One of the greatest pleasures when I was an adolescent growing up in rural upstate New York was listening to the radio. Not so much during the day; we lived in the foothills of the Berkshires and there were only a few stations we got in clearly enough, and most of them were country music (made up of the likes then of Charlie Rich, Glen Campbell, Anne Murray, and the Oak Ridge Boys, although my folks listened often enough that I was aware of Jerry Reed and Charlie Pride and Hoyt Axton) or bubblegum and disco (although one of my favorite songs is disco) or easy listening (nope, there's nothing I fondly remember of that. Except that my dad would hum and whistle along to the songs while driving).
But at night I could pull in stations from far, far away on my little clock radio. At first I had one that was only AM but I managed late at night--after 10, when the local stations had signed off--to catch WNBC (where I first heard the non-"Angie" Rolling Stones and Al Green) and WKBW (whose edited-in station ID--"KB15, music machine"--I can still hear listening to some of that era's songs) and WLS all the way in Chicago (where I first heard Sweet's "Ballroom Blitz" and David Bowie). But then I saved my money after working the neighbor's farm for a summer and bought an AM/FM one whose dial stayed on frequency more reliably. I could receive more stations but I'm shame-faced to admit I listened most often to WRVE "Rock 99," a contemporary hits station that played commercial-free all night long. While it had more than its share of bubblegum--Sean Cassidy and The Pointer Sisters and Richard Harris (!)--between them I could reliably hear Led Zeppelin and Bowie and Stevie Wonder and my beloved Al Green.

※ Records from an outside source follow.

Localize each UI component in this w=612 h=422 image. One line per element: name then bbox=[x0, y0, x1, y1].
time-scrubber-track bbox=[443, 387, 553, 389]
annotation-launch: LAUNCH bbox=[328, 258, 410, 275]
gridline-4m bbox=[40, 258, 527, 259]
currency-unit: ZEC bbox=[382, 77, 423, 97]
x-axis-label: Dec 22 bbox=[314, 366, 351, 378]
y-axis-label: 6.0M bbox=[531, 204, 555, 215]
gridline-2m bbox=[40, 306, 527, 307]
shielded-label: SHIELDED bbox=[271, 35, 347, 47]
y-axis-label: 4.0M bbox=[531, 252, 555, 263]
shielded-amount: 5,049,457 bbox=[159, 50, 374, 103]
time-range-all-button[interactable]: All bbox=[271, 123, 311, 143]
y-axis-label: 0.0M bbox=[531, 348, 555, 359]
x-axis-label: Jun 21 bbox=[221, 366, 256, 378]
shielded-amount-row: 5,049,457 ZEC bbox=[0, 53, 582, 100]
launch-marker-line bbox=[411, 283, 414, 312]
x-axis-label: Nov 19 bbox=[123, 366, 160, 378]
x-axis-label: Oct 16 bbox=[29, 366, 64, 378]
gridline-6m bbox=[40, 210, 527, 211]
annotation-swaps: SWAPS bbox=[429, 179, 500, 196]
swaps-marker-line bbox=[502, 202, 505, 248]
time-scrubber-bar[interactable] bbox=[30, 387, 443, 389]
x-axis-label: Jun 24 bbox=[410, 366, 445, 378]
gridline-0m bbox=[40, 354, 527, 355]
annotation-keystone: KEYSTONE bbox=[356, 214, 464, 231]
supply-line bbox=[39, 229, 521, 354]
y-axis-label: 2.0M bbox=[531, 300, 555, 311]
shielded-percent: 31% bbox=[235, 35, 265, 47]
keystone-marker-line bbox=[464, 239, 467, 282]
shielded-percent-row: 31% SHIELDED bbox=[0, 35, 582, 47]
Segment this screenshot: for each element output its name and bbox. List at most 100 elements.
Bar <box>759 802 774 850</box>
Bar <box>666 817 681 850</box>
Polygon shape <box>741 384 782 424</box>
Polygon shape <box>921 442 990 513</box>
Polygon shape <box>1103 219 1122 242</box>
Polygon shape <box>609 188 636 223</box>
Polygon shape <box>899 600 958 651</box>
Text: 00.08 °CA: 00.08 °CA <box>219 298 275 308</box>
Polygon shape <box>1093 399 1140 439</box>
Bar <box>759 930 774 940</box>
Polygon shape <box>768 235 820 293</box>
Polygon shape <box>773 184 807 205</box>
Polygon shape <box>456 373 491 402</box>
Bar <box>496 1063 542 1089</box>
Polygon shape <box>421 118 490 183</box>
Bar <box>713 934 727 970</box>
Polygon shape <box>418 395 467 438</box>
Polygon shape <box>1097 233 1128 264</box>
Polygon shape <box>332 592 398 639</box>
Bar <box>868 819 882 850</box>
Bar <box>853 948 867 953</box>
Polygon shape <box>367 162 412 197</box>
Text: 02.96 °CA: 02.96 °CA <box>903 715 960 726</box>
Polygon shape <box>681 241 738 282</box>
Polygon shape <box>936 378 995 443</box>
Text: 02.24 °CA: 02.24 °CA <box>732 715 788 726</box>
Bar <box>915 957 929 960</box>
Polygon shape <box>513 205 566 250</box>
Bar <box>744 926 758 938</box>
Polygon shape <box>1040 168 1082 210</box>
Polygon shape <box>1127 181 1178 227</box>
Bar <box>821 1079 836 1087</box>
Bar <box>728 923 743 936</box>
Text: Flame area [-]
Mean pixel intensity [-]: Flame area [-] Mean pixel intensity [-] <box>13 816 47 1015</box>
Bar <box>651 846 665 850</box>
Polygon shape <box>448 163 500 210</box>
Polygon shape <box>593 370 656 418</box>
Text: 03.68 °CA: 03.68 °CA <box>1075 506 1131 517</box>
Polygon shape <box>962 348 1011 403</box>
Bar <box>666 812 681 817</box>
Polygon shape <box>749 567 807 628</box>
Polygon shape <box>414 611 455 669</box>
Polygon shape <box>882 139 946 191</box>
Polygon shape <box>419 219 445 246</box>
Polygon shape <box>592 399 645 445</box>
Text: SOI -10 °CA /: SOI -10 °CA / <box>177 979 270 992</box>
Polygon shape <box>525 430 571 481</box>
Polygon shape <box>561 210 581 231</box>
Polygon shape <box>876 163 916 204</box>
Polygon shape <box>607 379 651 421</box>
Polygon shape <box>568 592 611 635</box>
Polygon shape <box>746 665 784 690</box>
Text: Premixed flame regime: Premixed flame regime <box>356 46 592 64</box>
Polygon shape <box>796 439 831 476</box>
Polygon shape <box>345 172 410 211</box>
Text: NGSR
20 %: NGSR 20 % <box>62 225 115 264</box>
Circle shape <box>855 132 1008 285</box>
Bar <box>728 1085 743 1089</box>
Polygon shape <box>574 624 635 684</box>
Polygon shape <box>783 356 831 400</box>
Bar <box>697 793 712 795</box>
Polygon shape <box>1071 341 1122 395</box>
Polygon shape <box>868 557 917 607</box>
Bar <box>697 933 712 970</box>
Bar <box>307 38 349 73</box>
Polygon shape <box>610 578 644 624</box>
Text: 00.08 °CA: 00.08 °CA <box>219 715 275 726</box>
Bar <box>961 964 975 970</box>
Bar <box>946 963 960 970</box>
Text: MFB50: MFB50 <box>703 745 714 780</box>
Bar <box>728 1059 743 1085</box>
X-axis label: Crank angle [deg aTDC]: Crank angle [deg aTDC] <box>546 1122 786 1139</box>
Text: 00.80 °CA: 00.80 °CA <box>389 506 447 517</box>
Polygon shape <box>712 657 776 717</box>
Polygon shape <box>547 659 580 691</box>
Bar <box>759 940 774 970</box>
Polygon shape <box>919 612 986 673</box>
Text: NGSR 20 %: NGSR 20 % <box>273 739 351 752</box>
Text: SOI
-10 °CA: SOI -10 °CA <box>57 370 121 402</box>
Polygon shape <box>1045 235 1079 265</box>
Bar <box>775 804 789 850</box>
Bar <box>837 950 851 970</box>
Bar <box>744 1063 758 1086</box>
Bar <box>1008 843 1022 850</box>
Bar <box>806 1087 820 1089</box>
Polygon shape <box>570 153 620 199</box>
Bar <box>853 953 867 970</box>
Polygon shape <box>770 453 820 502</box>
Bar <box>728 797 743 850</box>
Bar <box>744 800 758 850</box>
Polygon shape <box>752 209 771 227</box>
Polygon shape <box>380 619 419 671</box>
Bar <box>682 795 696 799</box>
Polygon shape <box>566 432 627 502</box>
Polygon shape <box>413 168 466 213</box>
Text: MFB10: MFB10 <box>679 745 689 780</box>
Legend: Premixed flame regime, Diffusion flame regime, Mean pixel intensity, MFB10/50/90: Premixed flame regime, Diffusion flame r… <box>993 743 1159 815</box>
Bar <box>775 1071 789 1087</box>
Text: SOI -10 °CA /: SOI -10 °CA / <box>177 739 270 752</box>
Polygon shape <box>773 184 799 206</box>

When I first saw this Ramone's video I identified with the lines "do you remember lying in bed, with the covers pulled up over your head, radio playing so no one can see?" That was exactly how I experienced rock and roll radio. And while admittedly I listened to a lot of crap during that period--how could one avoid it?--I also heard enough to buy Devo's Are We Not Men? and John Lennon's Rock n Roll and Bowie's Diamond Dogs and David Live and Roxy Music's For Your Pleasure and Marvin Gaye's What's Going On? and nearly everything ever recorded by Lou Reed and the Velvet Underground.
If it sounds as if I'm declaring my bona fides, I suppose that I am. I'll own it--I am part of the reason rock and roll sucked the big moose (a local high school phrase) in the mid and late 70s. But I was also among the first in line when Rock N Roll High School opened at Allston Cinema.